Le chef de la communauté Gbaya et celui de la communauté musulmane ont déjà d’ailleurs identifié et répertorié plus d’une dizaine de maisons à dédommager par les Chinois. Mais malgré les récriminations des populations locales et les dénonciations de ces autorités traditionnelles, les exploitants en question, forts de la caution qu’ils ont des fonctionnaires de Yaoundé, font la sourde oreille et continuent leurs activités dans une totale indifférence.
Destruction de la flore et la faune
En effet, le cyanure et le mercure contaminent les sols et les nappes phréatiques à jamais. Même lorsque les mines d’or sont fermées, les gravats traités au cyanure émettent des acides sulfuriques toxiques pendant des décennies. À cela s’ajoute l’abattage d’arbres géants dans les forêts vierges. Des pelleteuses creusent la terre, laissant derrière elles des paysages lunaires (1 000 kilos de déchets toxiques et de déblais sont produits pour obtenir seulement 0,24 grammes d’or).
Une bague en or produit à elle seule 20 tonnes de déchets hautement toxiques.
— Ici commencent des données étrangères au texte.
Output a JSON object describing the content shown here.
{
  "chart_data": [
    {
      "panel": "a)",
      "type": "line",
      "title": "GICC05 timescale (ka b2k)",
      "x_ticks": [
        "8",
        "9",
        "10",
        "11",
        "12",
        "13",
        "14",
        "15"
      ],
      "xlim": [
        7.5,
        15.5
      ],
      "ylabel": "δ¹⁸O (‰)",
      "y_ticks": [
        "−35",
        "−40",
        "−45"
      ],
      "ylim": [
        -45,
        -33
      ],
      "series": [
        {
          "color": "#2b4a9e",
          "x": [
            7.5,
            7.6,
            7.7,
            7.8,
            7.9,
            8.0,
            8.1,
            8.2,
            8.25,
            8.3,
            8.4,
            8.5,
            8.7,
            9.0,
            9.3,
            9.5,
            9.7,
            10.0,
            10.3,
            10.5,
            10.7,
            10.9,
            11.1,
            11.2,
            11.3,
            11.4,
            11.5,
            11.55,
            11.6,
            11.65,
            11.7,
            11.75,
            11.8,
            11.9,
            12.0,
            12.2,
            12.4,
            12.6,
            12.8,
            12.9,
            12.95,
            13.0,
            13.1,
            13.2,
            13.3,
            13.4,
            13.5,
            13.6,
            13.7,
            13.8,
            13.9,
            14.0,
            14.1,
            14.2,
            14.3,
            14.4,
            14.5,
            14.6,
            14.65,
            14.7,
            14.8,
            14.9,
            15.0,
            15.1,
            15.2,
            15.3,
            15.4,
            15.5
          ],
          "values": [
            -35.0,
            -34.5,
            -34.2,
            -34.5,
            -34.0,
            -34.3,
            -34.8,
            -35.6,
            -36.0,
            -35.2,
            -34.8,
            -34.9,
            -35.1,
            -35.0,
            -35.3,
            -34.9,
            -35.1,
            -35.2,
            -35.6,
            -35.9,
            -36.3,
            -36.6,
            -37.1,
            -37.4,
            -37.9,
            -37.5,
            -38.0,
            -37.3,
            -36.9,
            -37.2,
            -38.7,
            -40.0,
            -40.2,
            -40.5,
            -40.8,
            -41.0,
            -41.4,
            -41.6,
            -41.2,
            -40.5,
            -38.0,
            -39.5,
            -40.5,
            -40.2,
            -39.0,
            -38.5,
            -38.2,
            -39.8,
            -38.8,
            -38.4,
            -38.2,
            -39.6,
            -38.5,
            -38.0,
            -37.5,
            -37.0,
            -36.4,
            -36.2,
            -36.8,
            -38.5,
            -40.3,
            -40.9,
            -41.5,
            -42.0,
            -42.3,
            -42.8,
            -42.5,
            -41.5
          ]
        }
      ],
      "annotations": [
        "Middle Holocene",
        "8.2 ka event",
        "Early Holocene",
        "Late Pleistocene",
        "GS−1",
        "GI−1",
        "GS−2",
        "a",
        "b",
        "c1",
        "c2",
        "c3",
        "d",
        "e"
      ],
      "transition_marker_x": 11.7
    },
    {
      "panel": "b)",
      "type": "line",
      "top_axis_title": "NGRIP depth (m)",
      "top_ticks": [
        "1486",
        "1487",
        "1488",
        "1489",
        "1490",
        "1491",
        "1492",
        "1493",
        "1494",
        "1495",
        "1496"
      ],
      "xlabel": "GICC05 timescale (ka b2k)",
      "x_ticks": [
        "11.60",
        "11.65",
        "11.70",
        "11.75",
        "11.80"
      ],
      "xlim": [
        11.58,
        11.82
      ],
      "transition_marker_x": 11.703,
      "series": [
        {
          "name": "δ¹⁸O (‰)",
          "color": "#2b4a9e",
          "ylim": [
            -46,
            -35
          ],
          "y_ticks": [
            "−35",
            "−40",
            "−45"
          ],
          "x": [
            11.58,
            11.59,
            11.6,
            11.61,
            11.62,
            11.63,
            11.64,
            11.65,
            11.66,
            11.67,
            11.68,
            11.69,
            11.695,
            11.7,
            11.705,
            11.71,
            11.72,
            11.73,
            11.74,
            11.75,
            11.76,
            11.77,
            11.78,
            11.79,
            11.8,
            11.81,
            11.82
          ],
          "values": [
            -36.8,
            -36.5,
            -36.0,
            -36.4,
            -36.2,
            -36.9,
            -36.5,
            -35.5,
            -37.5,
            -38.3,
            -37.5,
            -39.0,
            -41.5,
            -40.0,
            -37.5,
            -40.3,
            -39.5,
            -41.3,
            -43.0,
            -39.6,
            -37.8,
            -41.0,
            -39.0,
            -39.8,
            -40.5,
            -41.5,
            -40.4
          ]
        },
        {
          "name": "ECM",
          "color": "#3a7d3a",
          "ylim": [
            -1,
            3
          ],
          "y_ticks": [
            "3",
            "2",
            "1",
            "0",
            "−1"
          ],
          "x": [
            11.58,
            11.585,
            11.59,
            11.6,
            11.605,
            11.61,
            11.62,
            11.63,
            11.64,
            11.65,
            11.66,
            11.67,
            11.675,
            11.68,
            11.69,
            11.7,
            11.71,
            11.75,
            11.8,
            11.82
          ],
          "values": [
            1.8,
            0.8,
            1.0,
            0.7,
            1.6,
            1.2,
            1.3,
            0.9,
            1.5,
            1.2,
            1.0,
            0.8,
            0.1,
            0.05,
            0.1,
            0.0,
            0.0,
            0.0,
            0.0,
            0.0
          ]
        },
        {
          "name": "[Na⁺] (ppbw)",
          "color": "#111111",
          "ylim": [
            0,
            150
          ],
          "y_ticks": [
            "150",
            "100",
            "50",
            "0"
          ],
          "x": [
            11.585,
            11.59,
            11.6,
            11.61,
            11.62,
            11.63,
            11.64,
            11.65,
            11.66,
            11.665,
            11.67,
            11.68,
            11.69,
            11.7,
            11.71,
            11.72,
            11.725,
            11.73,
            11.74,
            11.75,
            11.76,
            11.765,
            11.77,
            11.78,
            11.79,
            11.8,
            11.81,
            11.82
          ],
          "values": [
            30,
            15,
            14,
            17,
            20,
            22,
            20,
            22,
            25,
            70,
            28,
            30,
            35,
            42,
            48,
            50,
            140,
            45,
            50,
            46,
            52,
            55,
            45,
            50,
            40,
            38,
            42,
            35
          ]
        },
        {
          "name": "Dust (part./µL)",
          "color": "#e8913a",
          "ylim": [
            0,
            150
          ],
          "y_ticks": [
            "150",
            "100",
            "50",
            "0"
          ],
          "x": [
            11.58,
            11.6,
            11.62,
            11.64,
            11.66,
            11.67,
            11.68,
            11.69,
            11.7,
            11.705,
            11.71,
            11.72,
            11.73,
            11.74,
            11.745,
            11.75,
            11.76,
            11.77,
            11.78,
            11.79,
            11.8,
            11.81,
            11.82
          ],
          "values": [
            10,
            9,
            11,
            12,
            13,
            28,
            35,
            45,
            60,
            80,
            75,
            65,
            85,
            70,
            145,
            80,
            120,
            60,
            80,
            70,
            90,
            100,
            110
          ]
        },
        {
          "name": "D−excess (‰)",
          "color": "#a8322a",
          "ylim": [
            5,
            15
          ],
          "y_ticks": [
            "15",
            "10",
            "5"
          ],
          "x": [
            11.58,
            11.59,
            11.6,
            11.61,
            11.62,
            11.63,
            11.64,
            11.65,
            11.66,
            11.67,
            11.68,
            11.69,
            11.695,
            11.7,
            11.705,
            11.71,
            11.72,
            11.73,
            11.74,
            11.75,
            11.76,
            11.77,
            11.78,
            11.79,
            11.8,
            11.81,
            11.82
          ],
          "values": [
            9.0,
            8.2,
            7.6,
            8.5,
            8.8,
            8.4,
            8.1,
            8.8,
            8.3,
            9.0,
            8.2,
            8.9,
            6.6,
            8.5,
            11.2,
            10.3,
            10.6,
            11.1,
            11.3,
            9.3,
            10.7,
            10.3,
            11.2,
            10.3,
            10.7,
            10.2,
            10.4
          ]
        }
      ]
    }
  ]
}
Le chef de la communauté Gbaya, Sa Majesté Symphorien Haïto, signale que les enfants sont envoyés dans des puits étroits et lavent le minerai contenant de l’or à mains nues dans des mélanges à base de mercure. Sur l’un des sites minerais de Colomine que nous avons visité, le spectacle est désolant : immenses excavations, végétation dévastée, écoulement des cours d’eau perturbé… L’entreprise déménage lorsqu’elle a fini d’exploiter la mine ou lorsqu’à un moment donné, elle estime que le gisement n’est pas en quantité suffisante pour lui garantir un retour sur investissement. « C’est ce dernier cas de figure que nous vivons ici », indique l’intéressé. Mais pourquoi ne pas restaurer le site avant de partir, comme le prescrit la loi ? La loi portant sur le Code minier prévoit en effet un fonds destiné à la restauration, à la réhabilitation et à la fermeture des sites miniers après leur exploitation.
Mais personne ne sait si le compte séquestre censé recueillir ces fonds existe… Le reporter du quotidien Le Messager a essayé de rencontrer le responsable du Cadre d’appui et de promotion de l’artisanat minier (CAPAM), mais il s’est dit indisponible pour un échange sur le sujet. Sur le nouveau Code minier qui garantit une meilleure implication de la commune dans l’activité minière. « Par exemple, il introduit le concept de notice d’impact environnemental qui doit au préalable être approuvée par la commune ; là où l’ancien code se limitait à une étude d’impact environnemental approuvée au niveau central à Yaoundé », soutient un cadre du ministère des Mines qui a requis l’anonymat.
La conséquence immédiate de cette situation, c’est la destruction de la flore et la faune, la dévastation des vastes étendues de terres et la pollution du fleuve Kadey, principal cours d’eau dans la zone en question. Un environnementaliste qui a requis l’anonymat en énumère d’ailleurs quelques-unes. « Les trous béants constituent des pièges pour la faune sauvage, pour les animaux domestiques et même pour les êtres humains », dit-il pour commencer. « Ces trous sont laissés là où il y avait auparavant une végétation qui a été enlevée sans mesure de reboisement ; donc, la flore aussi en souffre », poursuit-il. « Enfin, ils contribuent à la perturbation de certains cours d’eau, avec des risques d’inondations des habitations et des plantations, en plus de la pollution de la ressource hydrique et de la destruction de la faune aquatique », conclut l’intéressé.